F1 teams want ‘independent’ successor to Mosley
The Formula One Teams Association called for a neutral successor to FIA president Max Mosley after months of discord and promised on Thursday to make additional savings after reaching an accord with the sport’s ruling body.india Updated: Jun 26, 2009 01:01 IST
The Formula One Teams Association called for a neutral successor to FIA president Max Mosley after months of discord and promised on Thursday to make additional savings after reaching an accord with the sport’s ruling body.
The often divisive and scandal-plagued Mosley has led FIA since 1993 and whilst FOTA will play no part in choosing his successor, its vice president John Howett called on the World Motorsport Council to elect a candidate acceptable to all.

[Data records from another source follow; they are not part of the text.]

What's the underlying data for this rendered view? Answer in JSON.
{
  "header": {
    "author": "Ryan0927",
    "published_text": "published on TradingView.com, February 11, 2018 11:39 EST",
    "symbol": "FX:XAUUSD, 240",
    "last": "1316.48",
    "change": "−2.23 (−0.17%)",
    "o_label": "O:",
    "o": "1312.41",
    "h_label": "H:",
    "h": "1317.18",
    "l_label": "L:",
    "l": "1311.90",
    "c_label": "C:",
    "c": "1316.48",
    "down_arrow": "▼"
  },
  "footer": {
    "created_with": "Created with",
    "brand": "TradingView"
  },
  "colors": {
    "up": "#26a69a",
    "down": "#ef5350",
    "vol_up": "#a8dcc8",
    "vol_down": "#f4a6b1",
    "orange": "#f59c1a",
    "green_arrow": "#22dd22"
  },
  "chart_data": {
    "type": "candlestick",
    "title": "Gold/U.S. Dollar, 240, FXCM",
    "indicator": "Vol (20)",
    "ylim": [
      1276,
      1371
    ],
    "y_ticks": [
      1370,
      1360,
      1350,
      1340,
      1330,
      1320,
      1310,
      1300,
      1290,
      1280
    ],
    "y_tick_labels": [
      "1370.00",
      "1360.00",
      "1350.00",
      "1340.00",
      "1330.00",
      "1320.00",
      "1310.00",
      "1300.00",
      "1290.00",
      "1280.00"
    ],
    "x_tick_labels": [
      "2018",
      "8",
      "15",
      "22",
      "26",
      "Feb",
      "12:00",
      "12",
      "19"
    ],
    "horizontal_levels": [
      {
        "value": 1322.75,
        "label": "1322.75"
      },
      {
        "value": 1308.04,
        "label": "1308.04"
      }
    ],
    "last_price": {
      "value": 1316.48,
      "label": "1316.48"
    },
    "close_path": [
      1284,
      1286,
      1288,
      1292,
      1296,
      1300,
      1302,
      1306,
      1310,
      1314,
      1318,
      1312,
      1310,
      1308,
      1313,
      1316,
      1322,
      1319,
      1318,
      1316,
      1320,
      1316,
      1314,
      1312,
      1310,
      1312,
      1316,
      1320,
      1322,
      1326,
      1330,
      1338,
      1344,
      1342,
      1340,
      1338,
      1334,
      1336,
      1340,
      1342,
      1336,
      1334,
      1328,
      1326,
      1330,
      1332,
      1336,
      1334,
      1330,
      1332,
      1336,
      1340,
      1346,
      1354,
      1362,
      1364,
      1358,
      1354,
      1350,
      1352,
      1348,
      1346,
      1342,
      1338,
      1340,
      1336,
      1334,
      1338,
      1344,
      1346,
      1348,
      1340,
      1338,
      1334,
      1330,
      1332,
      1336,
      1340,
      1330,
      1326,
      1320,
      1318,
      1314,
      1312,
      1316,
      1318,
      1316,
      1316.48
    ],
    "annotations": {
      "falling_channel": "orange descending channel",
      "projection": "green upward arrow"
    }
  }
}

“We would like to see someone independent, perhaps independent from any of us, either currently or historically. It would mean a much better balance,”Howett said.
Red Bull team principal Christian Horner told reporters on Thursday that additional cost cuts would be implemented. “Already the savings have resulted in 15-25 per cent saved and we will see further savings in the next few seasons,” Horner said. A break up was prevented on Wednesday when Mosley agreed with FOTA to scrap a planned budget cap and step down at the end of his term. Mosley's climbdown on the voluntary 40-million pound ($65 million) budget cap saw teams instead given a watered-down order to reduce costs to early 1990s’ levels.
FOTA had already implemented a series of cost-cutting measures themselves this season amid the global economic downturn, restricting on-track testing and the use of wind tunnels for aerodynamic testing.
Renault boss Flavio Briatore also hinted that FOTA would push for a return to some of Formula One's more traditional tracks, that have been dropped in recent years as the FIA looked for more lucrative venues.
“Even if the likes of Turkey are paying more money, we would rather have stadia that are full,” Briatore told reporters. Earlier this month, empty stands were an unwanted backdrop at the Istanbul Park Circuit, with only 36,000 tickets sold for the three-day event. Large banks of empty seats have become normal at F1 tracks in China, Bahrain and Malaysia as F1’s commercial rights holder Bernie Ecclestone has branched out to find countries ready to agree to lucrative contracts.
Both the Canadian and French GP were dropped this season after organizers failed to meet Ecclestone's financial demands.